I don't see the connection. I was a heavy B. reader in my day. But I remember him mentioning a Chesterton story where the machine eats its master. B. introduces me to Chesterton, to the Sartor Resartor, to the Bible, to Cthullu --- and then I can't even read enough English. Now, long after I've made B.'s break --- that it's all right, it's necessary --- I see how great his influence is in almost everything, bc culture is not a package of flooring you can buy one a day. It's a big warehouse of everything you can't buy, but in one lot.

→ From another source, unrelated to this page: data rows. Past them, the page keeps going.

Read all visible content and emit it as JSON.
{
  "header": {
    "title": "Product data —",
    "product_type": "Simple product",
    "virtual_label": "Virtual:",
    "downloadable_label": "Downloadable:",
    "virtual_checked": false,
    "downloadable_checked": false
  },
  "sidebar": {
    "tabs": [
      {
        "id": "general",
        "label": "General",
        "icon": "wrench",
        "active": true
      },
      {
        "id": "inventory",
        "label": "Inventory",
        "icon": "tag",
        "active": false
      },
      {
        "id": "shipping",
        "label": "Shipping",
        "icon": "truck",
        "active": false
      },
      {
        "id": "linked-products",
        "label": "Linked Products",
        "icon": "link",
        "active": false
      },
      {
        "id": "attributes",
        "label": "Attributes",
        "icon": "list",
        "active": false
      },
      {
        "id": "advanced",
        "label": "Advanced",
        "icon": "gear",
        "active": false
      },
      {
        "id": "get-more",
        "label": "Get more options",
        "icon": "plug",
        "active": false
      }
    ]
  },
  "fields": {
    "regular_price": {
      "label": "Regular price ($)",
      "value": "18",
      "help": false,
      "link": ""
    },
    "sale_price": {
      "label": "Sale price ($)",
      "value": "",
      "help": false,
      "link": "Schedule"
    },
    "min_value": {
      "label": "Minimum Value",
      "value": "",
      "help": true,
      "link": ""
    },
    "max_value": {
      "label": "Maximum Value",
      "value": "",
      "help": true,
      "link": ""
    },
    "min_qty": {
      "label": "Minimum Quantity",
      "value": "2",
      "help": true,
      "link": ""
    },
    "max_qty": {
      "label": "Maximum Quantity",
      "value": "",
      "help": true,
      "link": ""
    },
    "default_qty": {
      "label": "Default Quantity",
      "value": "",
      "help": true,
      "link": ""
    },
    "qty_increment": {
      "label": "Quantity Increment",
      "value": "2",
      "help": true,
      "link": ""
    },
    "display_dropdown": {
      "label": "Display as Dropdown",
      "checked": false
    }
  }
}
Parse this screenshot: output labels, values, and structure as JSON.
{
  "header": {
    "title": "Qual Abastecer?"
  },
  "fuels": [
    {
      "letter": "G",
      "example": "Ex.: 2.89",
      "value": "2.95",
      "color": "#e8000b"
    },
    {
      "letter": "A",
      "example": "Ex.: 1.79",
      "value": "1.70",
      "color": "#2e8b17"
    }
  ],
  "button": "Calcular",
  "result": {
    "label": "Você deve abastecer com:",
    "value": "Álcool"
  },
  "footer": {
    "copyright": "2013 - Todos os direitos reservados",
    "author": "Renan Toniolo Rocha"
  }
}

  • Kafka wrote a little story like that: I won't quote it. They let them choose between being kings or being messengers for the kings. Because they were children, they all chose to be messengers for the kings, and now they were running all over the world carrying messages that nobody understood. Well, that was the Internet, wasn't it?

“open the era of Artificial Intelligence (AI)”

If ever there was a proof that “AI” doesn’t mean anything it’s this.

We’ve been living in the era of artificial intelligence since the 50s

People are waiting for the terminator to come in their house and dominate them before they actually agree that AI is a real thing

Basically, the colloquial definition of AI is “it can kill you based on its own desires and there’s nothing you can do about it”

  • > “it can kill you based on its own desires and there’s nothing you can do about it”

    haha, that's an original take, but makes sense after Terminator and Hal

    wondering if these movies have caused untold external consequences to humanity in its adoption of AI just to sell a few tickets

    to make a parallel, anti-vaxxers did their damage and caused many lives to be lost, similarly these stories, which are no better, can make people have a bad start with AI and sabotage their futures, or stall the benefits of AI from everyone else

    • Genuinely I think that’s the case.

      I have been in “AI” since 1998 when I was writing A* route planning for npcs in this new cool engine called Unreal.

      The only thing that has been consistent in all these years is that nobody thinks it’s AI unless it’s literally like Arnold Schwarzenegger in the terminator. I mean I’m not even exaggerating, it’s so ridiculously predictable that the goalposts for AI move the second whatever that particular technology becomes ubiquitous

      So for example, hog sift, surf etc. along with localization algorithms like slam type systems we’re so thoroughly in research when I started that they were considered a pillar of the field of AI. Now literally, no one would consider those AI because they do not use deep convolutional networks.

      So just like Marvin Minsky said AI is a suitcase term that doesn’t fucking mean anything. As somebody who’s been doing it for so long I’m used to it but it’s still annoying.

      So I’m just building the terminator and the counter terminator so we can move on.

      3 replies →

    • >wondering if these movies have caused untold external consequences to humanity in its adoption of AI just to sell a few tickets

      What are you saying? This isn't like when The Simpsons made fun of nuclear power and depicted it as doing impossible things. AGI is a hypothetical technology and we don't yet know what it could be capable of or even if it's feasible.

      >to make a parallel, anti-vaxxers did their damage and caused many lives to be lost, similarly these stories, which are no better, can make people have a bad start with AI and sabotage their futures, or stall the benefits of AI from everyone else

      Any idea can change a person's mind in one direction or another. Yours is an argument against the exchange of ideas in general. "Since hearing an idea could cause a person to $DO_BAD_THING, exchanging ideas (for example, by talking to people with $WRONG_OPINION, or by consuming fiction) is bad."

      2 replies →

  • Eh, when words lose functionality they either fall out of use or change meaning.

    AI basically means things brains and computers both do, but this is only a useful term when brains do those things better than computers. Usually once computers definitively surpass brains we've moved on to just calling that computing.

    Maybe that won't be the case and the term "AI" will either solidify as a broad category, or fall out of use, but it also might continue to refer to that-which-is-left-to-do, the things we're still better at than computers.